Datadog Govcloud experienced a critical incident on November 2, 2021 affecting APM and Log Management and 1 more component, lasting 3h 16m. The incident has been resolved; the full update timeline is below.
Affected components
Update timeline
- investigating Nov 02, 2021, 05:43 PM UTC
We are investigating loading issues on our web application. As a result, some users might be getting errors when loading the web application.
- identified Nov 02, 2021, 06:14 PM UTC
We are continuing to investigate this issue with our provider. Network connectivity issues in the region are still causing issues loading the application, delaying data and alerts in the Datadog Govcloud region.

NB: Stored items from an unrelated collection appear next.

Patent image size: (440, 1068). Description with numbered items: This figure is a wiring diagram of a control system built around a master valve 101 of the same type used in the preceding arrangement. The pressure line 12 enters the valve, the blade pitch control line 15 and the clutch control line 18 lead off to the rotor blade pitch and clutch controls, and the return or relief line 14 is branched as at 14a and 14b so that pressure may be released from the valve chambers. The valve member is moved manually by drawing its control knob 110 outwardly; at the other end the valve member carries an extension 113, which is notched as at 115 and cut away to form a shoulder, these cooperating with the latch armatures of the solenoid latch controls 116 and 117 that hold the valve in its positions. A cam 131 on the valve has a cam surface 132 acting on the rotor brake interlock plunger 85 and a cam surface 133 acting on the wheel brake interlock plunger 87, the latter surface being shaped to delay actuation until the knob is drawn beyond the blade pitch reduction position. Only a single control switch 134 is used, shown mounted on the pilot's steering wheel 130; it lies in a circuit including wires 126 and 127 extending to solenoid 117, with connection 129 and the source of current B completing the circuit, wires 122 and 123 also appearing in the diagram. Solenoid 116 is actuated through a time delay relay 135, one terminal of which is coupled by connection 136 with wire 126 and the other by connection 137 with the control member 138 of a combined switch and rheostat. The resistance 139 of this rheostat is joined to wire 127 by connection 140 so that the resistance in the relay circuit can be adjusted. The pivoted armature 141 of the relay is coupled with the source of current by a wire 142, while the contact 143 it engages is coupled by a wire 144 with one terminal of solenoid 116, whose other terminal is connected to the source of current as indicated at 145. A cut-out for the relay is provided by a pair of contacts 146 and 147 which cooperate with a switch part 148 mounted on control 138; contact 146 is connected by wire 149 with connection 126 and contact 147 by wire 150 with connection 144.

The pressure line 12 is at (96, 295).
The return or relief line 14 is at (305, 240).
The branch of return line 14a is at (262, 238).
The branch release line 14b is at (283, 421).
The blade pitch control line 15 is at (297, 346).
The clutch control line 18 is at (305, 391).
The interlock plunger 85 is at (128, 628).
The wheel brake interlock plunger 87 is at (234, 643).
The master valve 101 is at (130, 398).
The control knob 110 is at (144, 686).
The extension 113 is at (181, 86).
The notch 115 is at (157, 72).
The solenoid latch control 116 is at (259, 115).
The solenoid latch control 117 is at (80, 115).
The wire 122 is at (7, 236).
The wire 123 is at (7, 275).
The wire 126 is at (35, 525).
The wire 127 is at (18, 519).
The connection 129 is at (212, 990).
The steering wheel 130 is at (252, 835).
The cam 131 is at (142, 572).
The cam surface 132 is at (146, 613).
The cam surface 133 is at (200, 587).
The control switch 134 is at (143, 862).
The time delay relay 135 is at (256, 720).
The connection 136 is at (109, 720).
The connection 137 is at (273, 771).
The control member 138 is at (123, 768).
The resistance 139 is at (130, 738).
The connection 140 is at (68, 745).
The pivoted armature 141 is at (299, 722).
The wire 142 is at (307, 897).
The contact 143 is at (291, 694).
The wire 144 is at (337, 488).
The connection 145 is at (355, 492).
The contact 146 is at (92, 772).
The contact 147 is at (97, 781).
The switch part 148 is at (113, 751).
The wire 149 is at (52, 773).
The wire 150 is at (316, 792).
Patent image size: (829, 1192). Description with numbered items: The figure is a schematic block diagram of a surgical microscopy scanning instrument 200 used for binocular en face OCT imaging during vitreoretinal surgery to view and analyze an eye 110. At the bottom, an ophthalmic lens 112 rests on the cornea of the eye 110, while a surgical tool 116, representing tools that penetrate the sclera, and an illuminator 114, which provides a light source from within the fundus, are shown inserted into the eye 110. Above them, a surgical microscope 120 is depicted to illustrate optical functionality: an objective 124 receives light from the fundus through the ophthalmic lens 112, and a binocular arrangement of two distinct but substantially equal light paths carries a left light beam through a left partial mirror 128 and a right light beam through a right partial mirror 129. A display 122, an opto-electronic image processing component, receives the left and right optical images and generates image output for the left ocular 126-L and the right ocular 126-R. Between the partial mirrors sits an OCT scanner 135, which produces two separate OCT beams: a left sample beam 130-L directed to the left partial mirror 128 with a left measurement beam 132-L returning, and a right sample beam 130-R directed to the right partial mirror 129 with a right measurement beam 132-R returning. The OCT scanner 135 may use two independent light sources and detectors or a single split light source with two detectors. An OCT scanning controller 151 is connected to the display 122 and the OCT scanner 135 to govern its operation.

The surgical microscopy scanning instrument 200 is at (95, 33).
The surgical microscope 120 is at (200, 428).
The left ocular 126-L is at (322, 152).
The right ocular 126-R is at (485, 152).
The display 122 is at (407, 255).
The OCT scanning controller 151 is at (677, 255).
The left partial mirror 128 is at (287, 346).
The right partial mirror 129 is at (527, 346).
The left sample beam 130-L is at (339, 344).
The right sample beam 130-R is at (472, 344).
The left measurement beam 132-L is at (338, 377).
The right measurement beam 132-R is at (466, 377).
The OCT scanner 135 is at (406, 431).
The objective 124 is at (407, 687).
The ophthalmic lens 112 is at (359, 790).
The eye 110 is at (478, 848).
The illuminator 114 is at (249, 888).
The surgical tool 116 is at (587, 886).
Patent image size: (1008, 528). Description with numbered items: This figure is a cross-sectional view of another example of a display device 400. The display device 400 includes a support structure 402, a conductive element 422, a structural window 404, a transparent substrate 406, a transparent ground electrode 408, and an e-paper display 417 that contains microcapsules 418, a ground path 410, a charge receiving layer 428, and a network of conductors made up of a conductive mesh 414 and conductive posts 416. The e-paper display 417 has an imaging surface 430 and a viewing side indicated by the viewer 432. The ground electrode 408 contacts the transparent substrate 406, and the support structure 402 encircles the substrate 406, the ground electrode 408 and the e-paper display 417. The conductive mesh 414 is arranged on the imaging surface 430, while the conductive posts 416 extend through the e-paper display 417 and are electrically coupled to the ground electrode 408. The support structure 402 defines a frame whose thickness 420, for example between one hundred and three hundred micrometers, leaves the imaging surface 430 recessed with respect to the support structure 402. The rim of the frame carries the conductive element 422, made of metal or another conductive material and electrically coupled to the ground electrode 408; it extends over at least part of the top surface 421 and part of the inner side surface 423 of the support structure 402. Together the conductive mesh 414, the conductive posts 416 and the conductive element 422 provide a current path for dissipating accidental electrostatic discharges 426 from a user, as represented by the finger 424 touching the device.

- identified Nov 02, 2021, 06:50 PM UTC
Network connectivity issues in the region are still causing issues loading the application, delaying data and alerts in the Datadog Govcloud region. Our provider has acknowledged the issue and is working to resolve it.
- identified Nov 02, 2021, 07:28 PM UTC
Network connectivity issues in the region continuing to cause issues loading the application, delaying data and alerts in the Datadog Govcloud region. Our provider has acknowledged the issue and is working to resolve it. We have also begun our own mitigations.
- identified Nov 02, 2021, 07:50 PM UTC
Our provider has resolved the underlying network issue. We are now scaling up our systems to handle the backlog.
- resolved Nov 02, 2021, 09:00 PM UTC
We are now recovered for live data and monitors. At this point, customers might still be seeing gaps in metrics data between 1:25 and 3:25 EDT, we will be following up with specific affected customers through our usual support channels.